The result? Brilliant! 'Borat' is one of those rare comedies that fuses toilet humour with sophisticated satire. The gags are intellectual one minute then bawdy the next. Some have found the film extremely offensive and it's easy to see why. 'Borat' amplifies racial and sexual stereotypes but places them in the realm of farce. Borat seeks to find the parts of our society that validate these attitudes thus shining a light on ourselves. We are not cleansed of hatred and bigotry and 'Borat' for all it's hilarity gives us a mirror to hold our society up against. It's smart. It's dirty. It's bawdy and it's hilarious.

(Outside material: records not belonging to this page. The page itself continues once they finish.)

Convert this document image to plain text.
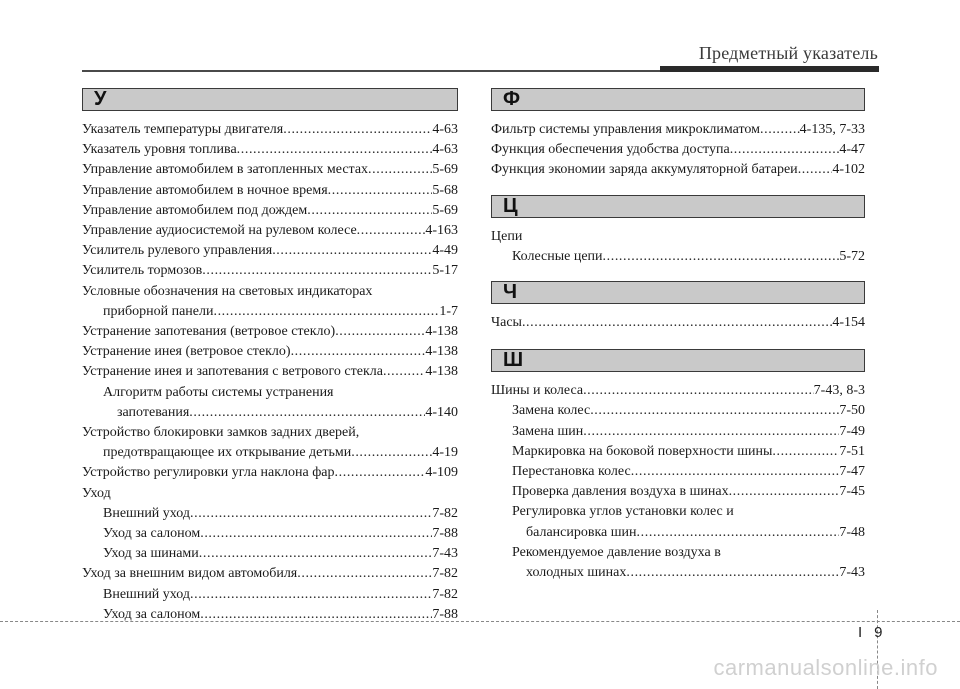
Предметный указатель
У
Указатель температуры двигателя .....	4-63
Указатель уровня топлива .....	4-63
Управление автомобилем в затопленных местах .....	5-69
Управление автомобилем в ночное время .....	5-68
Управление автомобилем под дождем .....	5-69
Управление аудиосистемой на рулевом колесе .....	4-163
Усилитель рулевого управления .....	4-49
Усилитель тормозов .....	5-17
Условные обозначения на световых индикаторах
приборной панели .....	1-7
Устранение запотевания (ветровое стекло) .....	4-138
Устранение инея (ветровое стекло) .....	4-138
Устранение инея и запотевания с ветрового стекла .....	4-138
Алгоритм работы системы устранения
запотевания .....	4-140
Устройство блокировки замков задних дверей,
предотвращающее их открывание детьми .....	4-19
Устройство регулировки угла наклона фар .....	4-109
Уход
Внешний уход .....	7-82
Уход за салоном .....	7-88
Уход за шинами .....	7-43
Уход за внешним видом автомобиля .....	7-82
Внешний уход .....	7-82
Уход за салоном .....	7-88
Ф
Фильтр системы управления микроклиматом .....	4-135, 7-33
Функция обеспечения удобства доступа .....	4-47
Функция экономии заряда аккумуляторной батареи ..... 4-102
Ц
Цепи
Колесные цепи .....	5-72
Ч
Часы .....	4-154
Ш
Шины и колеса .....	7-43, 8-3
Замена колес .....	7-50
Замена шин .....	7-49
Маркировка на боковой поверхности шины .....	7-51
Перестановка колес .....	7-47
Проверка давления воздуха в шинах .....	7-45
Регулировка углов установки колес и
балансировка шин .....	7-48
Рекомендуемое давление воздуха в
холодных шинах .....	7-43
I 9
carmanualsonline.info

As a footnote, 'Borat' was sold out and the audience laughed so hard that subsequent jokes were missed. Like 'Little Miss Sunshine', 'Borat' is another example of how good films bring people out to the movie theatres in droves. And unlike the hundred million dollar flops, 'Borat' makes its fortune and success on talent.


Anonymous said...

Mark. Nice to see that you are still working in the field. Hope all is well. Keep up the blog, it reminds me of late night discussions at school waiting for Jon Olts to show up and light the set.

Anonymous said...

Hey Mark,
I don't know if you even remember me sicne I was only at Humber for one year but anyway... Derek showed me your blog. good stuff! Glad you are doing well! Cheers!